Lebih dari 85 persen pesawat penumpang di Indonesia telah dilengkapi sistem sirkulasi udara HEPA (High Efficiency Particulate Air). Dijelaskan Direktur Jenderal Perhubungan Udara, Novie Riyanto bahwa sistem filtrasi dan teknologi sirkulasi udara tersebut di armada pesawat dapat meminimalisir penularan Covid-19.

“Pada pesawat udara, sistem filtrasi dan sirkulasi udara di kabin dirancang untuk meminimalisir penyebaran bakteri maupun virus hingga ukuran yang sangat kecil,” ujar Novie dalam keterangan tertulis, Kamis (11/6/2020).

Novie menekankan, dilengkapinya armada pesawat dengan sistem HEPA serta adanya pembatasan interaksi dan pembatas antar baris, hal ini dipandang dapat mengurangi resiko penularan Covid-19 saat berada di dalam pesawat.

Dia menguraikan, pada pesawat pabrikan Airbus, proses sirkulasi udara di dalam kabin diperbaharui setiap 2-3 menit menggunakan HEPA. Sedangkan di pesawat Boeing, sirkulasi udara menggunakan HEPA menghasilkan 50 persen udara hasil sirkulasi dan 50 persen udara segar luar yang difiltrasi dalam kabin.

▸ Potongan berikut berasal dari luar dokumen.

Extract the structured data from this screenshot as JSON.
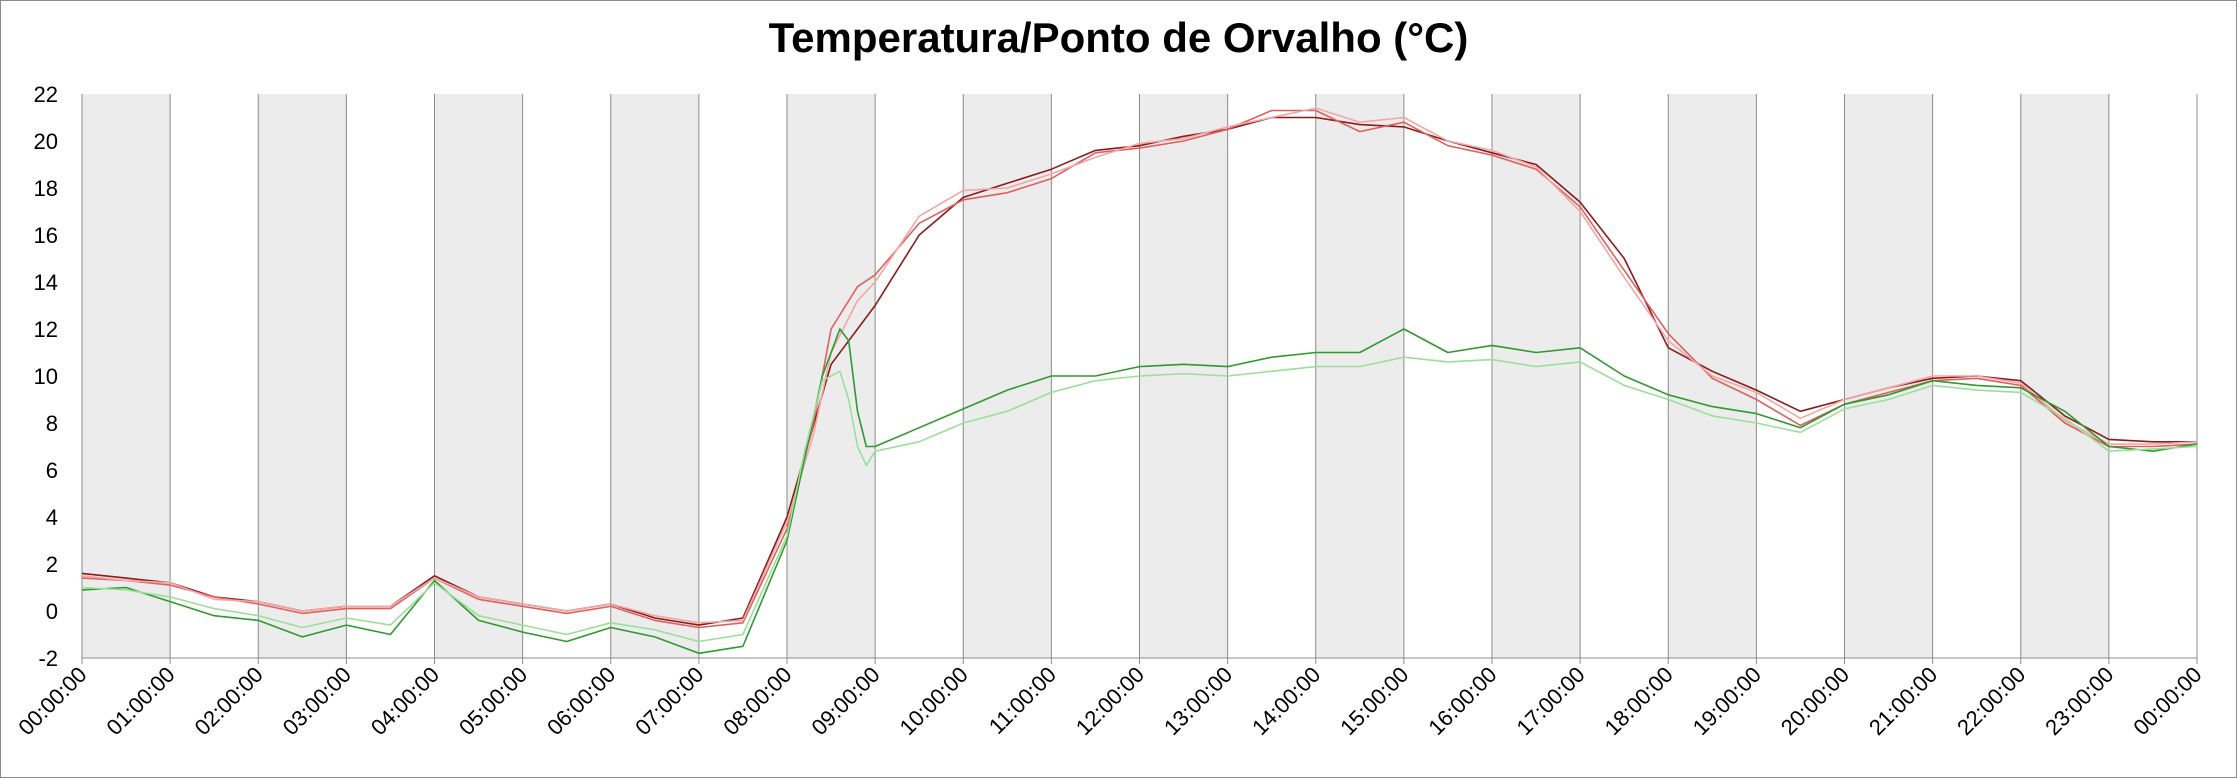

Sementara pada pesawat jenis ATR, meskipun tidak menggunakan HEPA, sistem udara pada pesawat berjenis ATR tetap terjamin dengan adanya mekanisme dua buah Environment Control System (ECS) packs operative. Dengan demikian, udara di kabin pesawat diperbaharui setiap 5-7 menit.

Melalui Surat Edaran (SE) No. 13/2020 yang diterbitkan Dirjen Perhubungan Udara, pemerintah berupaya menerapkan keamanan optimal dengan disiplin protokol pada angkutan udara secara ketat. Sehingga, penumpang yang berada di dalam pesawat udara tetap aman dalam melakukan penerbangan.

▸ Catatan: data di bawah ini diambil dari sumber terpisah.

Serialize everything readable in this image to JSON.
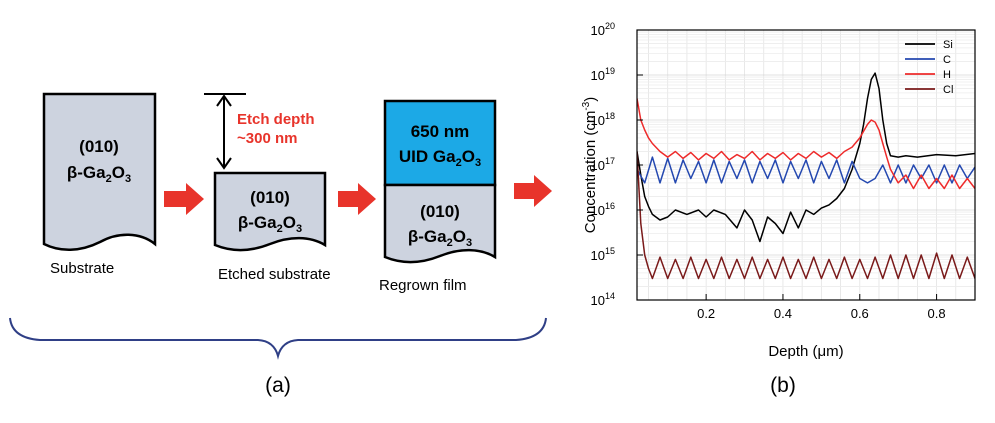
{
  "panel_a": {
    "label": "(a)",
    "substrate": {
      "line1": "(010)",
      "line2": "β-Ga",
      "sub1": "2",
      "mid": "O",
      "sub2": "3",
      "caption": "Substrate"
    },
    "etched": {
      "line1": "(010)",
      "line2": "β-Ga",
      "sub1": "2",
      "mid": "O",
      "sub2": "3",
      "caption": "Etched substrate",
      "etch_line1": "Etch depth",
      "etch_line2": "~300 nm"
    },
    "regrown": {
      "top_line1": "650 nm",
      "top_line2": "UID Ga",
      "top_sub1": "2",
      "top_mid": "O",
      "top_sub2": "3",
      "line1": "(010)",
      "line2": "β-Ga",
      "sub1": "2",
      "mid": "O",
      "sub2": "3",
      "caption": "Regrown film"
    },
    "colors": {
      "block": "#cdd3df",
      "film": "#1ca9e6",
      "arrow": "#e8342b",
      "brace": "#2f3f86"
    }
  },
  "panel_b": {
    "label": "(b)"
  },
  "chart_data": {
    "type": "line",
    "xlabel_main": "Depth (",
    "xlabel_mu": "μ",
    "xlabel_end": "m)",
    "ylabel_main": "Concentration (cm",
    "ylabel_sup": "-3",
    "ylabel_end": ")",
    "xlim": [
      0.02,
      0.9
    ],
    "ylim": [
      100000000000000.0,
      1e+20
    ],
    "yscale": "log",
    "x_ticks": [
      "0.2",
      "0.4",
      "0.6",
      "0.8"
    ],
    "x_tick_values": [
      0.2,
      0.4,
      0.6,
      0.8
    ],
    "y_tick_base": "10",
    "y_tick_exps": [
      "14",
      "15",
      "16",
      "17",
      "18",
      "19",
      "20"
    ],
    "grid": true,
    "legend": "top-right",
    "series": [
      {
        "name": "Si",
        "color": "#000000",
        "x": [
          0.02,
          0.03,
          0.04,
          0.05,
          0.06,
          0.08,
          0.1,
          0.12,
          0.15,
          0.18,
          0.2,
          0.22,
          0.25,
          0.28,
          0.3,
          0.32,
          0.34,
          0.36,
          0.38,
          0.4,
          0.42,
          0.44,
          0.46,
          0.48,
          0.5,
          0.52,
          0.54,
          0.56,
          0.58,
          0.6,
          0.61,
          0.62,
          0.63,
          0.64,
          0.65,
          0.66,
          0.67,
          0.68,
          0.7,
          0.72,
          0.75,
          0.8,
          0.85,
          0.9
        ],
        "y": [
          2e+17,
          6e+16,
          2e+16,
          1.2e+16,
          8000000000000000.0,
          6000000000000000.0,
          7000000000000000.0,
          1e+16,
          8000000000000000.0,
          1e+16,
          7000000000000000.0,
          1e+16,
          8000000000000000.0,
          4000000000000000.0,
          1e+16,
          6000000000000000.0,
          2000000000000000.0,
          7000000000000000.0,
          5000000000000000.0,
          3000000000000000.0,
          9000000000000000.0,
          4000000000000000.0,
          1e+16,
          8000000000000000.0,
          1.1e+16,
          1.3e+16,
          1.8e+16,
          3e+16,
          8e+16,
          3e+17,
          8e+17,
          3e+18,
          8e+18,
          1.1e+19,
          5e+18,
          1e+18,
          3e+17,
          1.6e+17,
          1.5e+17,
          1.6e+17,
          1.5e+17,
          1.7e+17,
          1.6e+17,
          1.8e+17
        ]
      },
      {
        "name": "C",
        "color": "#2448b0",
        "x": [
          0.02,
          0.04,
          0.06,
          0.08,
          0.1,
          0.12,
          0.14,
          0.16,
          0.18,
          0.2,
          0.22,
          0.24,
          0.26,
          0.28,
          0.3,
          0.32,
          0.34,
          0.36,
          0.38,
          0.4,
          0.42,
          0.44,
          0.46,
          0.48,
          0.5,
          0.52,
          0.54,
          0.56,
          0.58,
          0.6,
          0.62,
          0.64,
          0.66,
          0.68,
          0.7,
          0.72,
          0.74,
          0.76,
          0.78,
          0.8,
          0.82,
          0.84,
          0.86,
          0.88,
          0.9
        ],
        "y": [
          8e+16,
          4e+16,
          1.5e+17,
          4e+16,
          1.4e+17,
          4e+16,
          1.3e+17,
          5e+16,
          1.2e+17,
          4e+16,
          1.3e+17,
          4e+16,
          1.2e+17,
          5e+16,
          1.3e+17,
          4e+16,
          1.2e+17,
          5e+16,
          1.3e+17,
          4e+16,
          1.2e+17,
          5e+16,
          1.3e+17,
          4e+16,
          1.2e+17,
          5e+16,
          1.3e+17,
          4e+16,
          1.2e+17,
          5e+16,
          4e+16,
          5e+16,
          1e+17,
          4e+16,
          1e+17,
          4e+16,
          1e+17,
          5e+16,
          1e+17,
          4e+16,
          1e+17,
          4e+16,
          1e+17,
          5e+16,
          9e+16
        ]
      },
      {
        "name": "H",
        "color": "#ee2b2b",
        "x": [
          0.02,
          0.03,
          0.04,
          0.05,
          0.06,
          0.08,
          0.1,
          0.12,
          0.14,
          0.16,
          0.18,
          0.2,
          0.22,
          0.24,
          0.26,
          0.28,
          0.3,
          0.32,
          0.34,
          0.36,
          0.38,
          0.4,
          0.42,
          0.44,
          0.46,
          0.48,
          0.5,
          0.52,
          0.54,
          0.56,
          0.58,
          0.6,
          0.62,
          0.63,
          0.64,
          0.65,
          0.66,
          0.67,
          0.68,
          0.7,
          0.72,
          0.74,
          0.76,
          0.78,
          0.8,
          0.82,
          0.84,
          0.86,
          0.88,
          0.9
        ],
        "y": [
          3e+18,
          1e+18,
          6e+17,
          4e+17,
          3e+17,
          2e+17,
          1.5e+17,
          2e+17,
          1.4e+17,
          1.9e+17,
          1.3e+17,
          1.8e+17,
          1.4e+17,
          2e+17,
          1.3e+17,
          1.7e+17,
          1.4e+17,
          2e+17,
          1.3e+17,
          1.8e+17,
          1.4e+17,
          1.9e+17,
          1.3e+17,
          1.8e+17,
          1.4e+17,
          2e+17,
          1.5e+17,
          1.9e+17,
          1.4e+17,
          2e+17,
          2.5e+17,
          4e+17,
          8e+17,
          1e+18,
          9e+17,
          6e+17,
          3e+17,
          1.5e+17,
          8e+16,
          4e+16,
          6e+16,
          3e+16,
          6e+16,
          3e+16,
          5e+16,
          3e+16,
          6e+16,
          3e+16,
          5e+16,
          3e+16
        ]
      },
      {
        "name": "Cl",
        "color": "#7a1a1a",
        "x": [
          0.02,
          0.03,
          0.04,
          0.05,
          0.06,
          0.08,
          0.1,
          0.12,
          0.14,
          0.16,
          0.18,
          0.2,
          0.22,
          0.24,
          0.26,
          0.28,
          0.3,
          0.32,
          0.34,
          0.36,
          0.38,
          0.4,
          0.42,
          0.44,
          0.46,
          0.48,
          0.5,
          0.52,
          0.54,
          0.56,
          0.58,
          0.6,
          0.62,
          0.64,
          0.66,
          0.68,
          0.7,
          0.72,
          0.74,
          0.76,
          0.78,
          0.8,
          0.82,
          0.84,
          0.86,
          0.88,
          0.9
        ],
        "y": [
          2e+17,
          5000000000000000.0,
          1000000000000000.0,
          500000000000000.0,
          300000000000000.0,
          900000000000000.0,
          300000000000000.0,
          800000000000000.0,
          300000000000000.0,
          900000000000000.0,
          300000000000000.0,
          800000000000000.0,
          300000000000000.0,
          900000000000000.0,
          300000000000000.0,
          800000000000000.0,
          300000000000000.0,
          900000000000000.0,
          300000000000000.0,
          800000000000000.0,
          300000000000000.0,
          900000000000000.0,
          300000000000000.0,
          800000000000000.0,
          300000000000000.0,
          900000000000000.0,
          300000000000000.0,
          800000000000000.0,
          300000000000000.0,
          900000000000000.0,
          300000000000000.0,
          800000000000000.0,
          300000000000000.0,
          900000000000000.0,
          300000000000000.0,
          1000000000000000.0,
          300000000000000.0,
          1000000000000000.0,
          300000000000000.0,
          1000000000000000.0,
          300000000000000.0,
          1100000000000000.0,
          300000000000000.0,
          1000000000000000.0,
          300000000000000.0,
          900000000000000.0,
          300000000000000.0
        ]
      }
    ]
  }
}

“Kami juga telah membuat ketentuan atas ruang isolasi atau karantina di dalam pesawat. Hal ini dilakukan untuk memberikan pelayanan keamanan kepada penumpang dengan gejala Covid-19 ketika on-board, yaitu dengan menyediakan 3 baris kursi kosong di belakang pesawat dengan mekanisme khusus,” tutup Novie.